In August we announced a major collaboration with the university of Edinburgh to conduct preclinical safety and efficacy studies on the three cell types that we're working on in our wholly owned subsidiary, Geron Bio-Med. And those are hepatocytes for [inaudible] drug testing and liver failure, osteoblasts, or bone forming cells, and chondrocytes, the latter 2 for musculoskeletal disorders including osteoarthritis, osteoporosis and bone fractures. This work is really an extension of the contract that we had previously held with the Roslin institute. This work will take place at the University's Centre for Regenerative Medicine , which is based at the University's Centre for Biomedical Research, which combines an 870-bed teaching hospital with the University of Edinburgh's Medical School and Research Institute which is located on a 100-acre science park development. And the Centre for Regenerative Medicine is now headed by Professor Ian Wilmut, who led the team that cloned Dolly the Sheep. So the progress on those 3 cell types in our U.K. operation, we can expect to accelerate.
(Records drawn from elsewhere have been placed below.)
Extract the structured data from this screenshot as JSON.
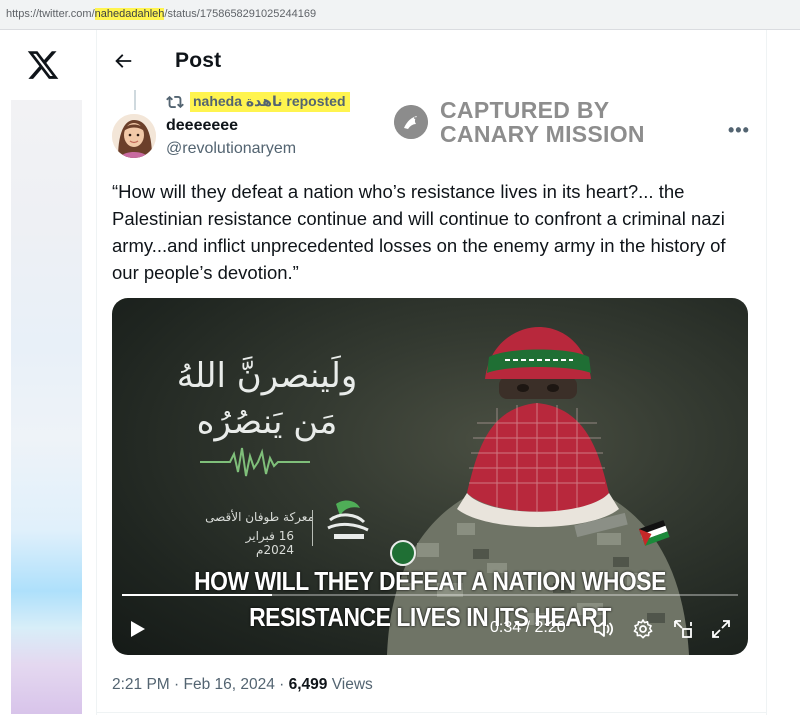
{
  "browser": {
    "url_prefix": "https://twitter.com/",
    "url_highlight": "nahedadahleh",
    "url_suffix": "/status/1758658291025244169"
  },
  "header": {
    "title": "Post"
  },
  "repost": {
    "label": "naheda ناهدة reposted"
  },
  "author": {
    "display_name": "deeeeeee",
    "handle": "@revolutionaryem"
  },
  "watermark": {
    "line1": "CAPTURED BY",
    "line2": "CANARY MISSION"
  },
  "tweet": {
    "text": "“How will they defeat a nation who’s resistance lives in its heart?... the Palestinian resistance continue and will continue to confront a criminal nazi army...and inflict unprecedented losses on the enemy army in the history of our people’s devotion.”"
  },
  "video": {
    "arabic_line1": "ولَينصرنَّ اللهُ",
    "arabic_line2": "مَن يَنصُرُه",
    "battle_name": "معركة طوفان الأقصى",
    "battle_date": "16 فبراير 2024م",
    "caption_line1": "HOW WILL THEY DEFEAT A NATION WHOSE",
    "caption_line2": "RESISTANCE LIVES IN ITS HEART",
    "time_display": "0:34 / 2:20",
    "progress_fraction": 0.243
  },
  "footer": {
    "timestamp": "2:21 PM · Feb 16, 2024 · ",
    "views_count": "6,499",
    "views_label": " Views"
  },
  "colors": {
    "highlight": "#fff44f",
    "secondary_text": "#536471",
    "primary_text": "#0f1419"
  }
}
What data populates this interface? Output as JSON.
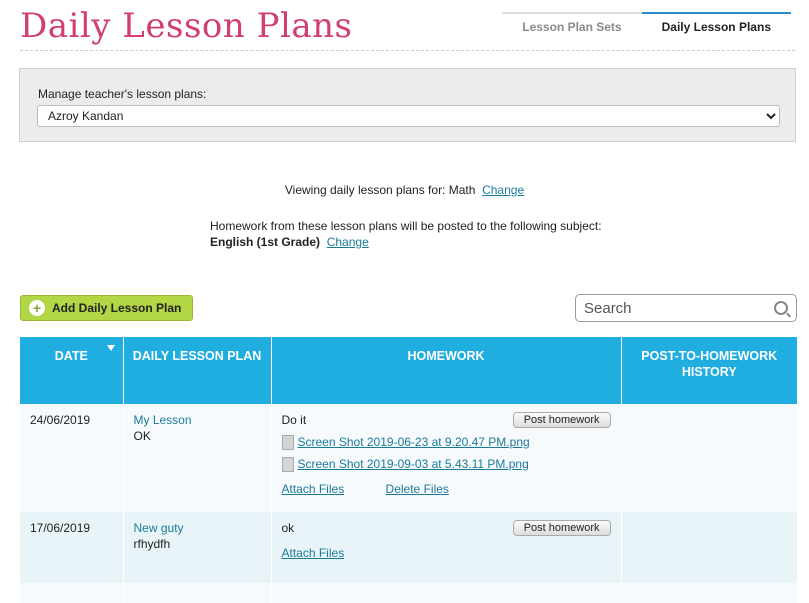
{
  "page": {
    "title": "Daily Lesson Plans"
  },
  "tabs": [
    {
      "label": "Lesson Plan Sets",
      "active": false
    },
    {
      "label": "Daily Lesson Plans",
      "active": true
    }
  ],
  "manage": {
    "label": "Manage teacher's lesson plans:",
    "selected_teacher": "Azroy Kandan"
  },
  "viewing": {
    "text": "Viewing daily lesson plans for: Math",
    "change_label": "Change"
  },
  "homework_info": {
    "line1": "Homework from these lesson plans will be posted to the following subject:",
    "subject": "English (1st Grade)",
    "change_label": "Change"
  },
  "toolbar": {
    "add_label": "Add Daily Lesson Plan",
    "search_placeholder": "Search"
  },
  "table": {
    "headers": [
      "DATE",
      "DAILY LESSON PLAN",
      "HOMEWORK",
      "POST-TO-HOMEWORK HISTORY"
    ],
    "rows": [
      {
        "date": "24/06/2019",
        "lesson": "My Lesson",
        "lesson_note": "OK",
        "homework": "Do it",
        "post_label": "Post homework",
        "files": [
          "Screen Shot 2019-06-23 at 9.20.47 PM.png",
          "Screen Shot 2019-09-03 at 5.43.11 PM.png"
        ],
        "attach_label": "Attach Files",
        "delete_label": "Delete Files"
      },
      {
        "date": "17/06/2019",
        "lesson": "New guty",
        "lesson_note": "rfhydfh",
        "homework": "ok",
        "post_label": "Post homework",
        "attach_label": "Attach Files"
      }
    ]
  },
  "colors": {
    "title": "#d23d74",
    "header_bg": "#20ade0",
    "add_button": "#b3d645",
    "link": "#1b7a9a"
  }
}
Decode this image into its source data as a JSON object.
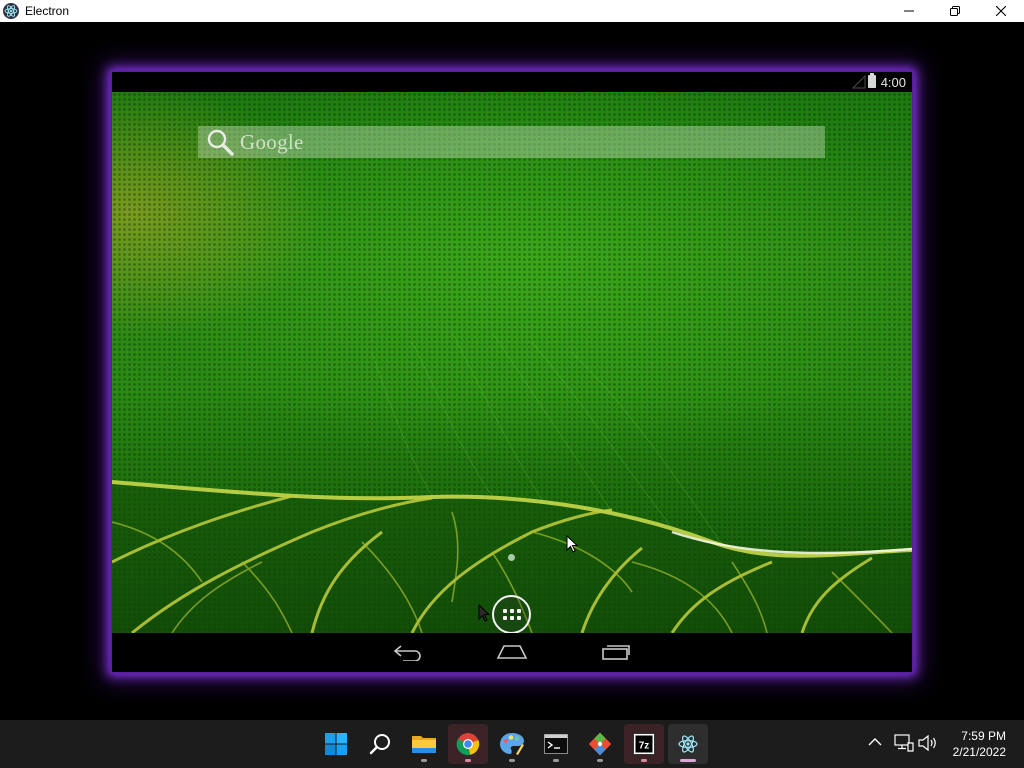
{
  "window": {
    "title": "Electron",
    "controls": [
      "minimize",
      "restore",
      "close"
    ]
  },
  "android": {
    "status_bar": {
      "time": "4:00",
      "icons": [
        "signal-icon",
        "battery-icon"
      ]
    },
    "search_widget": {
      "label": "Google"
    },
    "home": {
      "page_indicator_count": 1,
      "all_apps_icon": "all-apps-icon"
    },
    "nav_bar": {
      "buttons": [
        "back",
        "home",
        "recents"
      ]
    }
  },
  "taskbar": {
    "apps": [
      {
        "name": "Start",
        "icon": "windows-start-icon"
      },
      {
        "name": "Search",
        "icon": "search-icon"
      },
      {
        "name": "File Explorer",
        "icon": "folder-icon"
      },
      {
        "name": "Google Chrome",
        "icon": "chrome-icon"
      },
      {
        "name": "Paint",
        "icon": "paint-palette-icon"
      },
      {
        "name": "Terminal",
        "icon": "terminal-icon"
      },
      {
        "name": "Git",
        "icon": "git-icon"
      },
      {
        "name": "7-Zip",
        "icon": "7zip-icon",
        "label": "7z"
      },
      {
        "name": "Electron",
        "icon": "electron-icon"
      }
    ],
    "tray": {
      "icons": [
        "chevron-up-icon",
        "network-icon",
        "volume-icon"
      ],
      "time": "7:59 PM",
      "date": "2/21/2022"
    }
  },
  "colors": {
    "accent_glow": "#9a3cff",
    "wallpaper_green": "#2b8a14",
    "taskbar_bg": "#1c1c1c"
  }
}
So that's the conclusion of my formal comments. We'll be happy now to open to Q&A.
Operator
[OPERATOR INSTRUCTIONS] Mark Monane, Needham & Co.
Actually, it's Mona [inaudible]. A couple of questions. One actually relates to some recent news that the U.S. Patent Office has agreed to reexamine the validity of 3 of the fundamental patents that were issued to WARF. And I wonder if you could maybe expand a bit more on what implications might be for Geron, and outline maybe if there's any sort of set time lines for the reexamination process? And then the second question I have actually relates to any plans that Geron might have for data presentations [inaudible] particularly [inaudible] EORTC? Thanks.
- President & CEO
Sure. Hi, Mona. Thanks for those questions. You're correct, the Patent Office has decided to grant the request to reexamine the fundamental WARF patents that Geron, to our knowledge, has the world's only commercial license to. The impetus for the reexamination is a lot of academic frustration and some taxpayer organizations' distaste for broad enabling patents. To our view, the basis for the challenge is not material. We do expect the patents to be confirmed in their validity. And frankly, if that in fact is the outcome, the strength of that patent and our licenses would thereby be increased. These processes can take a while, and obviously they all have appeals attached to them. So I expect that this will be an issue that will carry on for well over a year before its final resolution. I would say that, you also asked what the significance is to Geron. We think generally this is a good, strong patent, and we like having an organization the size and power of WARF policing it for us. On the other hand, we have obviously surrounded each one of our therapeutic cell types with Geron's own owned patent estate, which would survive intact regardless of the outcome of the WARF validity challenge.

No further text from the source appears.